Да, очень жаль тратить газетную площадь на «живой» диалог, но лучше, с моей точки зрения, тогда совсем за него не браться. Приведу несколько примеров. Вот диалог, взятый из одного очерка, опубликованного в «Комсомольской правде» и принадлежащего перу весьма опытного журналиста:
«Она жила в Минске, училась на первом курсе пединститута, а тут — призыв на целину. «Перехожу на заочное. И — еду! Решение окончательное, отмене не подлежит». Дом уже казался далеким прошлым. А впереди — «цветные мечты», Катя излагала Андрею Мурашову, рослому парню из-под Воронежа, свесившему голову с верхних нар:
— Мне представляется, что это будет за город. Точнее, агрогород, где городские удобства сплетутся с прелестью природы. Белые дома среди зелени, озеро в центре… А вокруг поля. Все пшеница, пшеница… Желтая. И разрезана она на квадраты лесными полосами.
Мурашов хотел сказать: «Картина с плаката». Но не решился обидеть соседку и согласился:
— Будет, конечно, город.
— И будет там школа с большими окнами. Я закончу институт и начну учить в ней детей.
— Так пацанов-то нету, — усмехнулся Мурашов.
— Сейчас нет, но со временем будут.
Она так и уснула, девчушка в брючках и пестреньких носках. Прикрыв ресницы, Мурашов смотрел на нее и тоже думал, как оно все будет…»
Диалог этот, возможно, необходимый, его служебная задача нам ясна: едут люди на целину, мечтают о будущем, как-то представляют его себе, а потом очеркист, вероятно, либо подтвердит реальность этих представлений, либо опровергнет. Но как искусственно сконструирован разговор! Он происходит в поезде? Молодые люди лежат на полках? А если на «нарах», то где? Они, наверное, шепчутся, чтобы не разбудить окружающих? И сам факт этот может что-то добавить к беседе, как-то окрасить ее задушевностью, доверительностью, но где все это? Почему никто из соседей не скажет раздраженно: «Погромче не можете?» И почему Мурашов «про себя» думает, что представления девушки — «картина с плаката», почему стесняется сказать это вслух?

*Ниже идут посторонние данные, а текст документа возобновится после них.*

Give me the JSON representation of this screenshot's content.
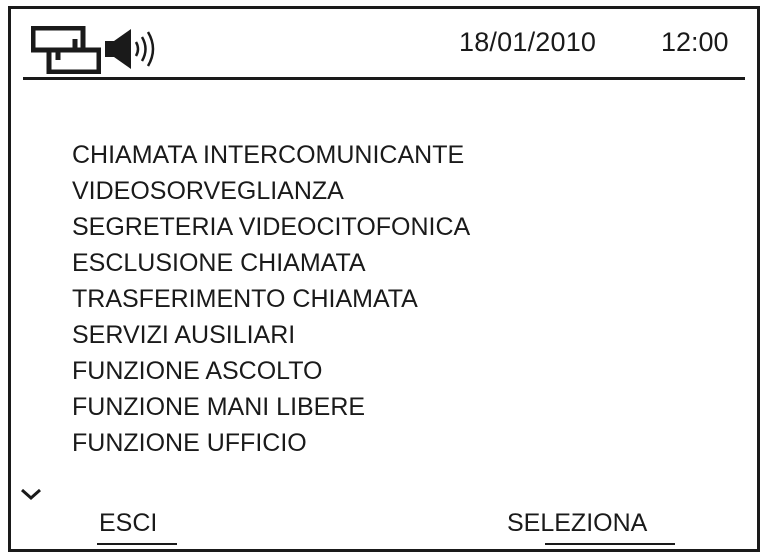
{
  "status": {
    "network_icon": "network-icon",
    "speaker_icon": "speaker-icon",
    "date": "18/01/2010",
    "time": "12:00"
  },
  "menu": {
    "items": [
      {
        "label": "CHIAMATA INTERCOMUNICANTE"
      },
      {
        "label": "VIDEOSORVEGLIANZA"
      },
      {
        "label": "SEGRETERIA VIDEOCITOFONICA"
      },
      {
        "label": "ESCLUSIONE CHIAMATA"
      },
      {
        "label": "TRASFERIMENTO CHIAMATA"
      },
      {
        "label": "SERVIZI AUSILIARI"
      },
      {
        "label": "FUNZIONE ASCOLTO"
      },
      {
        "label": "FUNZIONE MANI LIBERE"
      },
      {
        "label": "FUNZIONE UFFICIO"
      }
    ],
    "scroll_icon": "chevron-down-icon"
  },
  "softkeys": {
    "exit_label": "ESCI",
    "select_label": "SELEZIONA"
  },
  "colors": {
    "foreground": "#1a1a1a",
    "background": "#ffffff"
  }
}
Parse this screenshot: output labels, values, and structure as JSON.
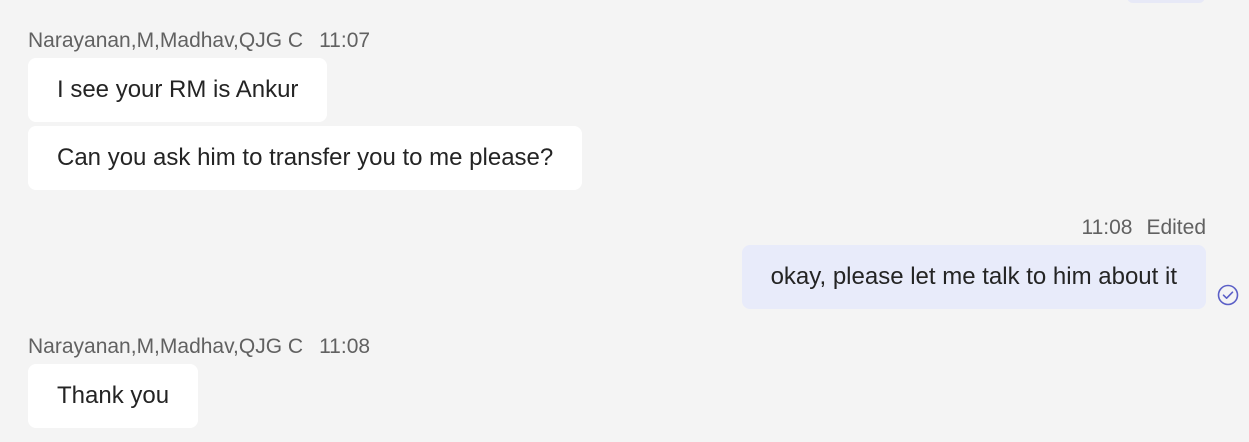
{
  "conversation": {
    "messages": [
      {
        "sender": "Narayanan,M,Madhav,QJG C",
        "time": "11:07",
        "lines": [
          "I see your RM is Ankur",
          "Can you ask him to transfer you to me please?"
        ]
      },
      {
        "time": "11:08",
        "edited_label": "Edited",
        "lines": [
          "okay, please let me talk to him about it"
        ],
        "status_icon": "sent-check-icon"
      },
      {
        "sender": "Narayanan,M,Madhav,QJG C",
        "time": "11:08",
        "lines": [
          "Thank you"
        ]
      }
    ]
  },
  "colors": {
    "background": "#f4f4f4",
    "incoming_bubble": "#ffffff",
    "outgoing_bubble": "#e8ebfa",
    "meta_text": "#616161",
    "accent": "#5b5fc7"
  }
}
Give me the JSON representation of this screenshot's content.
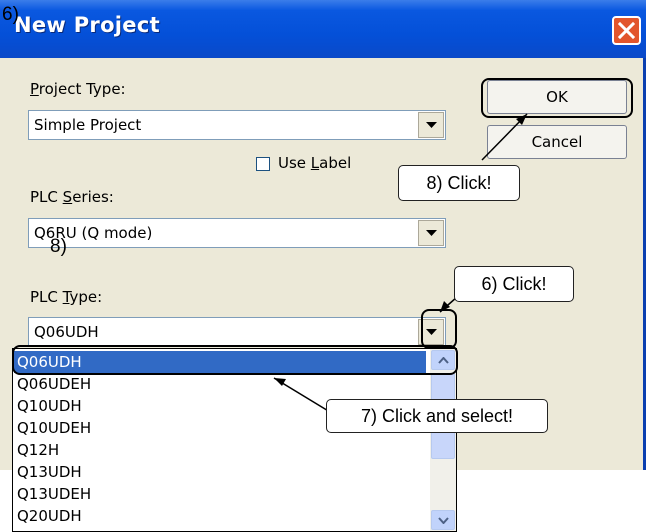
{
  "annotations": {
    "step_top": "6)",
    "step_mid": "8)",
    "click_ok": "8) Click!",
    "click_dropdown": "6) Click!",
    "click_select": "7) Click and select!"
  },
  "dialog": {
    "title": "New Project",
    "project_type_label": "Project Type:",
    "project_type_value": "Simple Project",
    "use_label": "Use Label",
    "use_label_checked": false,
    "plc_series_label": "PLC Series:",
    "plc_series_value": "Q6RU (Q mode)",
    "plc_type_label": "PLC Type:",
    "plc_type_value": "Q06UDH",
    "ok_label": "OK",
    "cancel_label": "Cancel"
  },
  "plc_type_options": [
    "Q06UDH",
    "Q06UDEH",
    "Q10UDH",
    "Q10UDEH",
    "Q12H",
    "Q13UDH",
    "Q13UDEH",
    "Q20UDH"
  ],
  "selected_option": "Q06UDH",
  "colors": {
    "title_bar": "#0a58e0",
    "selection": "#316ac5",
    "close": "#e2552c",
    "dialog_bg": "#ece9d8"
  },
  "icons": [
    "close-icon",
    "dropdown-arrow-icon",
    "scroll-up-icon",
    "scroll-down-icon"
  ]
}
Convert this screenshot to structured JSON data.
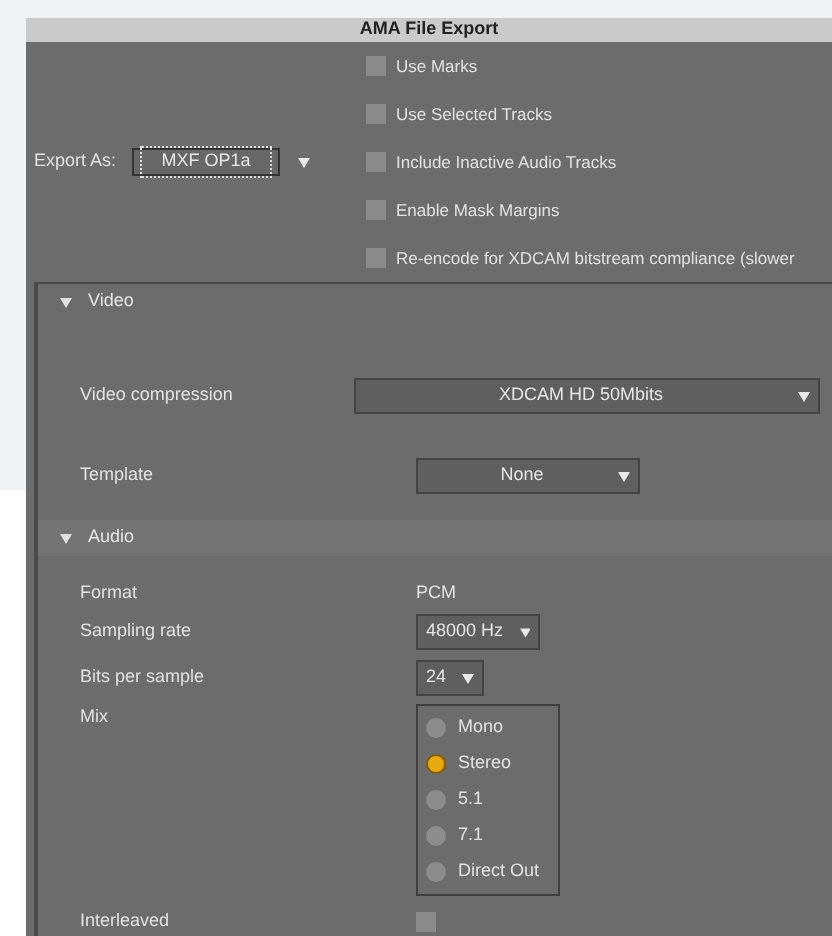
{
  "window": {
    "title": "AMA File Export"
  },
  "export_as": {
    "label": "Export As:",
    "value": "MXF OP1a"
  },
  "options": [
    {
      "label": "Use Marks",
      "checked": false
    },
    {
      "label": "Use Selected Tracks",
      "checked": false
    },
    {
      "label": "Include Inactive Audio Tracks",
      "checked": false
    },
    {
      "label": "Enable Mask Margins",
      "checked": false
    },
    {
      "label": "Re-encode for XDCAM bitstream compliance (slower",
      "checked": false
    }
  ],
  "video": {
    "header": "Video",
    "expanded": true,
    "compression": {
      "label": "Video compression",
      "value": "XDCAM HD 50Mbits"
    },
    "template": {
      "label": "Template",
      "value": "None"
    }
  },
  "audio": {
    "header": "Audio",
    "expanded": true,
    "format": {
      "label": "Format",
      "value": "PCM"
    },
    "sampling_rate": {
      "label": "Sampling rate",
      "value": "48000 Hz"
    },
    "bits_per_sample": {
      "label": "Bits per sample",
      "value": "24"
    },
    "mix": {
      "label": "Mix",
      "options": [
        {
          "label": "Mono",
          "selected": false
        },
        {
          "label": "Stereo",
          "selected": true
        },
        {
          "label": "5.1",
          "selected": false
        },
        {
          "label": "7.1",
          "selected": false
        },
        {
          "label": "Direct Out",
          "selected": false
        }
      ]
    },
    "interleaved": {
      "label": "Interleaved",
      "checked": false
    }
  }
}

Не потому ли, что его реплика обязана потянуть за собой то ли согласие собеседницы, то ли возражение и на них нужно место в газете, а места — нет? Зато автор очерка, прекрасно ощущая картинность и плакатность девушкиной мечты, с помощью размышлений Мурашова «про себя» дает понять читателю, что и он не дурак, и он заметил банальность, — однако дальше этого не пошел. И дело тут не в способностях автора, а, скорее, в технологии его работы. Если журналист «услышал» речь героев, запомнил ее или записал в блокнот, ему нет нужды потом искусственно конструировать диалог. Впрочем, все же лучше записывать, нежели запоминать: по памяти восстановленные диалоги обычно теряют достоверность в сравнении с «натуральными».
Но вот еще один диалог из того же очерка:
«Рядом с Иваном Рудским, тоже в почете, сидел дядя Яков. И, как водится в застолье, после третьей рюмки переводил разговор на дела:
— Мы, Иванович, в старину так сплошняком степь не пахали.
— Еще бы, на быках много не наработаешь.
— Слов нету, не наработаешь… Однако тут гвоздь в другом месте забитый. Ты слухай, что я скажу, да мотай на ус.
— Так, можно, — закусывал Иван. — Трехполка теперь в моде. Другие времена… Давай еще по одной.
Несли и несли подносы с графинами, рвали мехи гармонисты, плясала молодежь…»
Тоже служебный разговор, очень важный для автора, тоже работающий на главную мысль очерка, но сделан куда основательней, реалистичней, приближенней к действительности. Степень достоверности его неизмеримо выше первого процитированного диалога.
Я всегда стремился к натуральности в разговорах, из-за этого обычно расходовал непростительно много газетной площади, пока не сообразил, что в целях экономии места иные диалоги можно писать «в строку», не с абзаца, но все же сохраняя их жизненность.